Besucher sind fasziniert von dem orientalischen Charme, der unerschöpflicher Vitalität und der inbrünstigen Frömmigkeit. Doch wer länger in der ägyptischen Mega-Metropole lebt, der braucht starke Nerven. Eine Bilanz nach neun Jahren.

Kairo - Die Pyramiden von Gizeh im Rücken, das flimmernde Kairo zu Füßen – wer sich um die Mittagszeit bei den Wahrzeichen Ägyptens aufhält, kann ein akustisches Spektakel der besonderen Art erleben. Gegen zwölf Uhr erhebt sich ein Gequake und Gesumme aus den Häuserschluchten der 25-Millionen-Metropole, das aus 100 000 Lautsprechern krächzend und pfeifend gen Himmel steigt. Munter trompeten Allahs Vuvuzelas – die guten und schlechten Sänger, die verfrühten und verspäteten – bis nach einigen Minuten langsam wieder Ruhe einkehrt.

 

Fünfmal am Tag schallt der Azzan, der Gebetsruf der Muslime, durch die Stadt am Nil, die viele Besucher mit ihrem orientalischen Charme, ihrer unerschöpflicher Vitalität und ihrer inbrünstigen Frömmigkeit fasziniert. Ganz selbstverständlich wurde während der Revolution 2011 der berühmte Tahrir-Platz zur Freiluftmoschee umfunktioniert. Auch sonst, während der normalen Freitagsgebete, strömen die Betenden stets aus ihren Gotteshäusern auf die umliegenden Bürgersteige und Fahrbahnspuren. Jeder zweite Taxifahrer lässt in seinem Auto den ganzen Tag laute Koranmusik laufen. Im Ramadan gilt das konsequente Durchmurmeln des gesamten Korans als wichtiger Schritt in Richtung Paradies.

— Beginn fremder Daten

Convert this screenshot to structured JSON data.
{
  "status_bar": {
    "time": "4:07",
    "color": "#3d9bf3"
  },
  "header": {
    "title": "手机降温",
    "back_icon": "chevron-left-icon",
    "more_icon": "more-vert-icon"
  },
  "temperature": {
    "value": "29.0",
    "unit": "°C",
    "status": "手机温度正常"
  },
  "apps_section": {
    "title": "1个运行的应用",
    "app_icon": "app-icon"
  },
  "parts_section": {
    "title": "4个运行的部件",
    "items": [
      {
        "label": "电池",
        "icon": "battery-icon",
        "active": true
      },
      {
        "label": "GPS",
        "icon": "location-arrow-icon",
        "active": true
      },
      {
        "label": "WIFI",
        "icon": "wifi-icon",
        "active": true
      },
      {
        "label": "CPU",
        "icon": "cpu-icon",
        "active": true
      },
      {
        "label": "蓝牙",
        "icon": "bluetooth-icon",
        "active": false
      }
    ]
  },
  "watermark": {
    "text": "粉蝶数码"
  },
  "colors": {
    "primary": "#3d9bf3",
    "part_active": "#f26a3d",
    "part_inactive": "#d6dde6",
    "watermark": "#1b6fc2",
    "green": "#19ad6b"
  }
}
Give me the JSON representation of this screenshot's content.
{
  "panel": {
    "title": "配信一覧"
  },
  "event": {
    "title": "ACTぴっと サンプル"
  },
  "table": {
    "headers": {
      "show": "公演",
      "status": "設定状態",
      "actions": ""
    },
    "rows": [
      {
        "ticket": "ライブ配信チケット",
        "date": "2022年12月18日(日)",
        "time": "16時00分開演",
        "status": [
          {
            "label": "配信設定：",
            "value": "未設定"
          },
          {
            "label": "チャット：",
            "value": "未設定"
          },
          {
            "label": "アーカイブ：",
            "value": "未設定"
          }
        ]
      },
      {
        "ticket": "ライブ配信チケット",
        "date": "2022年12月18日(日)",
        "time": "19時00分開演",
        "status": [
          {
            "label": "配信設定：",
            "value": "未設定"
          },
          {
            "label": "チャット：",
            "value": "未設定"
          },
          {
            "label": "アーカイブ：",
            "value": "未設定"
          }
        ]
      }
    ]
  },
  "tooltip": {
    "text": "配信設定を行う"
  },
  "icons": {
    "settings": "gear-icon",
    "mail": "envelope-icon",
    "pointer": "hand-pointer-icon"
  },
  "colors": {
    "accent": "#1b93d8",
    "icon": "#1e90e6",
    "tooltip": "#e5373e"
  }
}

Egal ob in der überfüllten Metro, vor Hauseingängen oder auf der Bordsteinkante – an allen Ecken und Enden finden sich im islamischen Fastenmonat Gläubige – vertieft in das heilige Buch der Muslime.

Mindestens 4000 Moscheen beherbergt die ägyptische Hauptstadt plus 50 000 Minigebetsräume, Zawayas genannt. Doch immer mehr Bürger beschweren sich beim zuständigen Ministerium für religiöse Stiftungen, wenn morgens um vier mit 130 Dezibel das „Beten ist schöner als Schlafen“ des lokalen Muezzin durch ihre Wohnstraße dröhnt. Selbst die altehrwürdige Lehranstalt Al Azhar wertete die Kairoer Praxis inzwischen als „Lärmbelästigung“. Trotzdem will es nicht gelingen, dem penetranten Sendungsbewusstsein per Phonstärke einen Riegel vorzuschieben. Für Scheich Ismail Nourmani, der der „Moschee des Lichtes“ an der Nil-Corniche vorsteht, sind seine täglichen Gebetsrufe eine „heilige Pflicht“.

Kairo ist eine Stadt des Gebets und des Lasters

Auch der Nebenerwerbs-Iman Khaled von der Zawaya nahe dem Fini-Platz im Stadtteil Dokki, der drei große Lautsprecher auf dem Dach betreibt, kann die Aufregung nicht verstehen. Dass er morgens die gesamte Nachbarschaft aus dem Schlaf reißt, quittiert er mit Achselzucken. Er rufe seit 25 Jahren und würde das weitere 25 Jahre tun, wenn Allah ihm das vergönne. Und wem das nicht passe, der könne wegziehen.

Neun Jahre haben wir Khaleds blechernes Gotteslob ertragen, jetzt ziehen wir weg – von Kairo nach Tunis. Wir verlassen die Mega-Metropole, die schon beim Anflug wirkt wie eine endloser Teppich aus staubig-braunen Häuserklötzchen, durch deren Mitte sich schwarz und träge der berühmte Nil schlängelt. An Tagen, wenn die diesige Abgasglocke nicht allzu tief hängt, kann man aus der Luft sogar die Pyramiden ausmachen, das einzige noch existierende Weltwunder der Antike.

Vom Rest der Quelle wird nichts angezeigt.